Rate of painting = Rs. 20 per m^{2}

and total cost of curved surface area of cylindrical vessel = Rs. 2200

It means that inner curved surface area of cylindrical vessel = \(\frac{2200}{20}\) = 110 m^{2}

(ii) we know that curved surface ara of cylinder = 2πrh

⇒ 110 = 2 × \(\frac {22}{7}\) × r × 10

⇒ r = \(\frac{110 \times 7}{2 \times 22 \times 10}\) = 1.75 m

(iii) We know that volume of cylinder = πr^{2}h

= \(\frac {22}{7}\) × 1.75 × 1.75 × 10

= 96.25 m^{3}

Therefore, Capacity of the vessel = 96.25 m^{3} = 96.25 kl

(1 m^{3} = 1000 l =1 kl)

Question 6.

The capacity of a closed cylindrical vessel of height 1 m is 15.4 liters. How many square meters of the metal sheet would be needed to make it?

Solution:

We have given that

Capacity of closed cylindrical vessel = 15.41 = \(\frac{15.4}{1000}\) m^{3}

and height of the cylindrical vessel = 1 m.

We know that,

volume of cylinder = πr^{2}h

⇒ \(\frac{15.4}{1000}\) = \(\frac {22}{7}\) × r^{2} × 1

⇒ r^{2} = 0.0049

⇒ r = 0.07m

Now, Total surface area of cylindrical vessel = 2πr(h + r)

= 2 × \(\frac {22}{7}\) × 0.07 (1 + 0.07)

= 0.4708 m^{2}

Therefore, a metal sheet would be needed to make the required cylinder is 0.4708 m^{2}.

Question 7.

A lead pencil consists of a cylinder of wood will a solid cylinder of graphite filled in the interior. The diameter of the pencil is 7 mm and the diameter of the graphite is 1 mm.
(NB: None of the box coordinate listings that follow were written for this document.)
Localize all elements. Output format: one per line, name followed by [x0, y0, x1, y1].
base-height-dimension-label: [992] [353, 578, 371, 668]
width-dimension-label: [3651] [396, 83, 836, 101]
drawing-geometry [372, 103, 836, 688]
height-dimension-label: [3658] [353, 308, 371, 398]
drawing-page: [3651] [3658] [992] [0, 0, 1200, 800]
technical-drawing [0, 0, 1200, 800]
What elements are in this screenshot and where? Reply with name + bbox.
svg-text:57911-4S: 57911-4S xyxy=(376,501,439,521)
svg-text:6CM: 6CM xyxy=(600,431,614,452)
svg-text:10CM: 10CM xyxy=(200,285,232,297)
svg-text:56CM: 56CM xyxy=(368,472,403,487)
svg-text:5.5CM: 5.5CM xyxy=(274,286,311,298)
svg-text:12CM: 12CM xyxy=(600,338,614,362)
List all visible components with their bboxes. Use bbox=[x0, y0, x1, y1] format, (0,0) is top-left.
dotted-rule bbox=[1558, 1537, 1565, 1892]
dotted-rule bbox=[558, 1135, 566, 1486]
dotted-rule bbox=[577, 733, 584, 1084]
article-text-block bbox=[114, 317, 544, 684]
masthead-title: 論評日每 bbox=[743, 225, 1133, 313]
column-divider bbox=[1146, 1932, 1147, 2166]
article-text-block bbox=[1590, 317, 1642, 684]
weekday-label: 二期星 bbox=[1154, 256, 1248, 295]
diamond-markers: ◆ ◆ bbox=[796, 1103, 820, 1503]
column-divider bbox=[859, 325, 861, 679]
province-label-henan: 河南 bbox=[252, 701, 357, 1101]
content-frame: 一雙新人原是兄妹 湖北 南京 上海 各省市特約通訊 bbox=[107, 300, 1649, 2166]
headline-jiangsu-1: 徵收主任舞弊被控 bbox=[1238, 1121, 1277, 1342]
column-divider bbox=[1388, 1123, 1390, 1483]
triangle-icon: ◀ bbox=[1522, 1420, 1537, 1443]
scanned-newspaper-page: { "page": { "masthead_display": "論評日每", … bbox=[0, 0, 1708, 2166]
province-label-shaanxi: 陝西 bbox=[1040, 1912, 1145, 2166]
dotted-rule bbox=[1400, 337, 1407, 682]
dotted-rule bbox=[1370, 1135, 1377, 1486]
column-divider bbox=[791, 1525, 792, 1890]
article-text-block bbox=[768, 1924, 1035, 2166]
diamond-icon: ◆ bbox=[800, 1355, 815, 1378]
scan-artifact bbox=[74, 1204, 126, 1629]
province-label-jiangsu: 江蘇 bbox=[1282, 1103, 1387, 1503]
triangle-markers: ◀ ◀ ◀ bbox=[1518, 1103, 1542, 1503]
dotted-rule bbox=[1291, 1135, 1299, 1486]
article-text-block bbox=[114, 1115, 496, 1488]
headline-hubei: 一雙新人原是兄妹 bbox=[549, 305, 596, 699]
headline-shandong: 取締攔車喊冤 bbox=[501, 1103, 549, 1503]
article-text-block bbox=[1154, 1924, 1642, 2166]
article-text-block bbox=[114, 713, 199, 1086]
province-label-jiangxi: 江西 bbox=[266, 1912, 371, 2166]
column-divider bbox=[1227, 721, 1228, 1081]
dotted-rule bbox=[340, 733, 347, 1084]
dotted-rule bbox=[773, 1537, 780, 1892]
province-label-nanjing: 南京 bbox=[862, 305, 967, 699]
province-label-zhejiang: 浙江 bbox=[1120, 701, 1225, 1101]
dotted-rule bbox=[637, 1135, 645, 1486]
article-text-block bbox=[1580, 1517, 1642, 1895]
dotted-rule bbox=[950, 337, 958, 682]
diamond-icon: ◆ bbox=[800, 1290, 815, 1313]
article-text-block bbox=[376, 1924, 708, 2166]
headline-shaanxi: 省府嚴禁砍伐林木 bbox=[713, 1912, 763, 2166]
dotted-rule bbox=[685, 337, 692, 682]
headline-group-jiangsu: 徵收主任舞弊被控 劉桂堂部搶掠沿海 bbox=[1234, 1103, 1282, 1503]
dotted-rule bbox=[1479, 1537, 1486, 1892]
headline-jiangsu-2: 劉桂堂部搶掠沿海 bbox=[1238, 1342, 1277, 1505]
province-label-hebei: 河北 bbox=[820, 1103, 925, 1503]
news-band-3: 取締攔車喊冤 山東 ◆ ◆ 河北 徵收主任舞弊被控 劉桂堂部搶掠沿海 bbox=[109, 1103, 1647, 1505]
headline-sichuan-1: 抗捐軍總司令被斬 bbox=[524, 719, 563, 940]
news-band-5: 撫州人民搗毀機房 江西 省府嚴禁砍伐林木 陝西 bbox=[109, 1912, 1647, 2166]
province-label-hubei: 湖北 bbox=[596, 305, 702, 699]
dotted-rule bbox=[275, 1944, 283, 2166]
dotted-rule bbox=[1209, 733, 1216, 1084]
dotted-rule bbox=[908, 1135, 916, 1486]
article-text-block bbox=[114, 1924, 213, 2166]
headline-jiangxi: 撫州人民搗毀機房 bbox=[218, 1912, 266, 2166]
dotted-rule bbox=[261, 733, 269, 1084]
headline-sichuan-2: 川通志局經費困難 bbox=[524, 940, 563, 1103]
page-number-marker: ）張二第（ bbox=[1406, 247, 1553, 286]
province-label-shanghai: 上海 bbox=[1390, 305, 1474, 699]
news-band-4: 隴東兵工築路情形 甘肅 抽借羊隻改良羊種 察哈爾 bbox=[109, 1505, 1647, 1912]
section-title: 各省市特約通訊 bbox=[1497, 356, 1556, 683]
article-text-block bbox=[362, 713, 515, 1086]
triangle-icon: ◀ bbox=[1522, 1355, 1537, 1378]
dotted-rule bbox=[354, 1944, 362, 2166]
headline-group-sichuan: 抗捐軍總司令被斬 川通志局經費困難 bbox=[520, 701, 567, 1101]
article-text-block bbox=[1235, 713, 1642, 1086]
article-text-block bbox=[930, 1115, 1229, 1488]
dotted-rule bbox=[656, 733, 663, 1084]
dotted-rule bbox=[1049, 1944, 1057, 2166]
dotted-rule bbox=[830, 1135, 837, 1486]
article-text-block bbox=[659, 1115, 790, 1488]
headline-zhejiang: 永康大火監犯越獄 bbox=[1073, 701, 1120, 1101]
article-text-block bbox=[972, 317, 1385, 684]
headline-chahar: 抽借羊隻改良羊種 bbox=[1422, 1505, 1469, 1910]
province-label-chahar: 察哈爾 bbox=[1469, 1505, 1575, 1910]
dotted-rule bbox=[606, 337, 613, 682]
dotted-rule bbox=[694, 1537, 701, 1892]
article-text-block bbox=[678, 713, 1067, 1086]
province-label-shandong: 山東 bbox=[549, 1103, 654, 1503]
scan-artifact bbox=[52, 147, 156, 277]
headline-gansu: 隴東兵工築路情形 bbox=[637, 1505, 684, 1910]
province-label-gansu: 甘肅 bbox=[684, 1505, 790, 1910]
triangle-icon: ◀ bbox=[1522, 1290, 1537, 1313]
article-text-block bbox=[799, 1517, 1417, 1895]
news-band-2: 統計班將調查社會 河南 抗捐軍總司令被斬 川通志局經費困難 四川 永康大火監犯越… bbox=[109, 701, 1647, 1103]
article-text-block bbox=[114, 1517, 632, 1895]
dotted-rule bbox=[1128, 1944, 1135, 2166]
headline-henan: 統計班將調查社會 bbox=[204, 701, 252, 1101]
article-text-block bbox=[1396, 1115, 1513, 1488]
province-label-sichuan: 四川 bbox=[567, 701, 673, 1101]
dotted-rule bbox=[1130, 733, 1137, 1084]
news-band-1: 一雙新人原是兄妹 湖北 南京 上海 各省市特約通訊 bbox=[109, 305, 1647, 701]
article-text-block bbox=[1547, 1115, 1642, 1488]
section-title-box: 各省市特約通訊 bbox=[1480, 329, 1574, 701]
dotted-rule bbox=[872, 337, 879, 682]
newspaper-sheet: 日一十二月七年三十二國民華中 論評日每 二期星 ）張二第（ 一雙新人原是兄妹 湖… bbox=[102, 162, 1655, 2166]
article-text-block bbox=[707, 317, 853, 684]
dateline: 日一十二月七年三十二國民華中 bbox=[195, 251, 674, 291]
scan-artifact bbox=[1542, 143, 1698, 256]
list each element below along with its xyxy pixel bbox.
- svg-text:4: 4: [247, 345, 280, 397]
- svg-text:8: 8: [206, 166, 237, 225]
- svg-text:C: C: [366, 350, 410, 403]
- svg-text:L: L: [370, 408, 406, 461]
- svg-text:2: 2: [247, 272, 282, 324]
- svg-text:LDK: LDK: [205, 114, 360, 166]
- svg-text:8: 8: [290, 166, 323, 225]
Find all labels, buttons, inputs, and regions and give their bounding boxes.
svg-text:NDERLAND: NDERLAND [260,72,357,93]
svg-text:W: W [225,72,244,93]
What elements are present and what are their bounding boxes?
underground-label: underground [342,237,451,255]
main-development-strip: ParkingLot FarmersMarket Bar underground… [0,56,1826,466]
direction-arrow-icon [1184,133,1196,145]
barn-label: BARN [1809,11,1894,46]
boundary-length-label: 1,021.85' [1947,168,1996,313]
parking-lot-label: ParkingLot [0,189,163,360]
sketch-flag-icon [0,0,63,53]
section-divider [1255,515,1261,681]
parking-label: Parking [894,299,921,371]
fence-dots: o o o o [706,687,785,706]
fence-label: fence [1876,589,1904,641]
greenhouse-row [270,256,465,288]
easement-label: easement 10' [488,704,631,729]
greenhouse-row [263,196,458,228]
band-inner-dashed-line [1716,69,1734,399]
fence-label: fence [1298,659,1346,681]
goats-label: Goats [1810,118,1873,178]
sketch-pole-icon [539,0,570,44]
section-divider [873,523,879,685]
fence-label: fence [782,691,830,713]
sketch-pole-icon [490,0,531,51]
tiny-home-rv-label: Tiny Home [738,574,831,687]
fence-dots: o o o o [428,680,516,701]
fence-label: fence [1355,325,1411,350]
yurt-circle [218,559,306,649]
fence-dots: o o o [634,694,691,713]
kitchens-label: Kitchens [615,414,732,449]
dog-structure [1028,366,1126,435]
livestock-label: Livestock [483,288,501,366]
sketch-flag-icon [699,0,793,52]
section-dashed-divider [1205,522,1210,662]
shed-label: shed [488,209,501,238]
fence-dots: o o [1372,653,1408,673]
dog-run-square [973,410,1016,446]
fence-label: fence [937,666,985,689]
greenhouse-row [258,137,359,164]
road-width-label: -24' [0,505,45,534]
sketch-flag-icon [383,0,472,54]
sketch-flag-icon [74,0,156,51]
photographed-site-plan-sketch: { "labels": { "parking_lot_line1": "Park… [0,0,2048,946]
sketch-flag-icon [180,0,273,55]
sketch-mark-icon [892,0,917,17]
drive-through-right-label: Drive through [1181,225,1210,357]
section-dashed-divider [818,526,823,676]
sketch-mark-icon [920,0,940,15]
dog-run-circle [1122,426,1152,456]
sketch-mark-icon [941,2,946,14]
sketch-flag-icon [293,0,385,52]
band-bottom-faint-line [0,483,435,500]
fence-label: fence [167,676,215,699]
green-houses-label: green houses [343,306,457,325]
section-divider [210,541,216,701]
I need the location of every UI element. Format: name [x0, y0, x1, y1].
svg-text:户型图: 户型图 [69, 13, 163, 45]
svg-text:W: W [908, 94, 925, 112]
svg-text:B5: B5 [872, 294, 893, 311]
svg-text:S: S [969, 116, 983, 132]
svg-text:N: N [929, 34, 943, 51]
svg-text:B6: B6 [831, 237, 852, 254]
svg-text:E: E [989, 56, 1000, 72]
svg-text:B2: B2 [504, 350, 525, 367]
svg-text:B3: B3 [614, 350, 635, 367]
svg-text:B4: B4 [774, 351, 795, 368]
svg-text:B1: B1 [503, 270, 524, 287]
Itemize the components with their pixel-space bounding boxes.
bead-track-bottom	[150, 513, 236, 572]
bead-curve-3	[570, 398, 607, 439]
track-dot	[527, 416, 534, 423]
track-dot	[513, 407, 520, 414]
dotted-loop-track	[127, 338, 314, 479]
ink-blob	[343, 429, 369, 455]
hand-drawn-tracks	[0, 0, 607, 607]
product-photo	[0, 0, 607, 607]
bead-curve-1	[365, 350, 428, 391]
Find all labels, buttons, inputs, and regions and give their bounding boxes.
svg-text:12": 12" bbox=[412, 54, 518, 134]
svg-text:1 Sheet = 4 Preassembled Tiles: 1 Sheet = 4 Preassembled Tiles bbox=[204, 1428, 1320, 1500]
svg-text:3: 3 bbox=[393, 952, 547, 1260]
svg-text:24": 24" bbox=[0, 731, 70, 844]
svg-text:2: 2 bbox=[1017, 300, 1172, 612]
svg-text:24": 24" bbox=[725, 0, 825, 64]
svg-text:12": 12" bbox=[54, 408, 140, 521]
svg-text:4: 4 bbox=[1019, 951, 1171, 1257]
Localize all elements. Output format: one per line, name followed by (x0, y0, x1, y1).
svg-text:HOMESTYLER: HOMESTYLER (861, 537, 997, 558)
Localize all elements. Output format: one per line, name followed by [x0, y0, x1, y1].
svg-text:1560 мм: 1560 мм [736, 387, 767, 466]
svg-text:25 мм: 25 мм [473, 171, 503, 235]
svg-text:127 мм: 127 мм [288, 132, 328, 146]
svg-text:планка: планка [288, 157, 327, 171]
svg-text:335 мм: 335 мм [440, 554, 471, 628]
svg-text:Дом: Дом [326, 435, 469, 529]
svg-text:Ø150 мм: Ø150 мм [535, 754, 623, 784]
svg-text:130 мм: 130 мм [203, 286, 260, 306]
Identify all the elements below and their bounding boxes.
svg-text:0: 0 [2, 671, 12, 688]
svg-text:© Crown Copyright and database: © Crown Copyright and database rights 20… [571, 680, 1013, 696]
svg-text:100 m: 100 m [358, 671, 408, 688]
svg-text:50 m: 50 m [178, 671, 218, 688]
If the length of the pencil is 14 cm, find the volume of the wood and that of the graphite.

Solution:

We have given that

Diameter of pencil = 7 mm

Radius of pencil = 3.5 mm

and height of pencil = 14 cm = 140 mm

Volume of pencil = πr^{2}h

= \(\frac {22}{7}\) × 3.5 × 3.5 × 140

= 5390 mm^{3}

Agian, we have

Diamter of lead = 1 mm

Radius of lead = 0.5 mm

and height of lead = 14 cm = 140 mm

Volume of lead = πr^{2}h

= \(\frac {22}{7}\) × 0.5 × 0.5 × 140

= 110 mm^{3}

Volume of graphite = 110 mm^{3} = 0.11 cm^{3}

and volume of wood = 5390 – 110

= 5280 mm^{3}

= 5.28 cm^{3}

Question 8.

A patient in a hospital is given soup daily in a cylindrical bowl of diameter 7 cm. If the bowl is filled with soup to a height of 4 cm, how much soup the hospital has to prepare daily to serve 250 patients?

Solution:

We have given that

Diameter of pencil = 7 mm

Radius of cylindrical bowl = 3.5 cm

and height of soup to serve = 4 cm.

Volume of soup to serve one patient = πr^{2}h

= \(\frac {22}{7}\) × 3.5 × 3.5 × 4

= 154 cm^{3}

Therefore, volume of soup to serve 250 patients are = 250 × 154

= 38500 cm^{3}.

= 38.5 litre.

Hence, Hospital has to prepare daily 38.5 litres of soup to serve 250 patients.